I suspect I am having a wee (or not so wee) mid-life crisis1.
Whinging follows (you may want to turn away now):
I have very recently realised that, aside from my totally rocking relationship with Don and my rather marvellous kiddies, I have little to no life outside of work. Work is mostly what I think about and work is mostly what I talk about and, quite frankly, this really sucks. It is not like I have a very high-powered, interesting or fascinating job or even a job that I like overly much.
I am sure that I used to have interests and hobbies and topics of conversation that were not work-related and I am also sure that once upon a time I also had several friends that were not from work. I don’t know quite what has happened to get me into my current state, but I dearly want it to stop. This weekend have been making efforts to do so (because I am utterly sick of talking about it and myself for talking about it, so I can only imagine how poor Don and dfkan feel!) and actually it has been quite lovely and much more relaxing – although it definitely initially required a significant amount of effort to focus my attention elsewhere, and it is the weekend, so I am not actually exposed to the workplace (mileage may vary tomorrow).

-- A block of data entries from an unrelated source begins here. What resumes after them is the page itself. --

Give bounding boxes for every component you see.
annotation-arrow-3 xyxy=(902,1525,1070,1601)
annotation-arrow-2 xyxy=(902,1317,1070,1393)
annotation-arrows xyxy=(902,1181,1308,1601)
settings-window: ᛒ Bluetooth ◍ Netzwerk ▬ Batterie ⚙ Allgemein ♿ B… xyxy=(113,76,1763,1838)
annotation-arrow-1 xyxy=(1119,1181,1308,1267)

I desperately want to be one of those people who walk out the door and don’t think (or talk/rant/brood) about a single godsdamn work-related topic until I walk in the door the next working day. I envy them rather a lot.
So I think the idea is to fill my life up with … things. Except that when I attempt to remember the things I enjoy, I come up blank.
And then there is the whole: my babies are growing up and I feel a bit lost, I have been a mother for longer than I haven’t and so I really don’t know what it is like to have, well, free time, to do things or what it is like to spend time on my own or to develop interests of my own.
I suspect I need to indulge in some serious navel-gazing in the weeks to come. I totally need to get on the 43 things train (following in the footsteps of the lovely Jane), once I actually work out what the things are.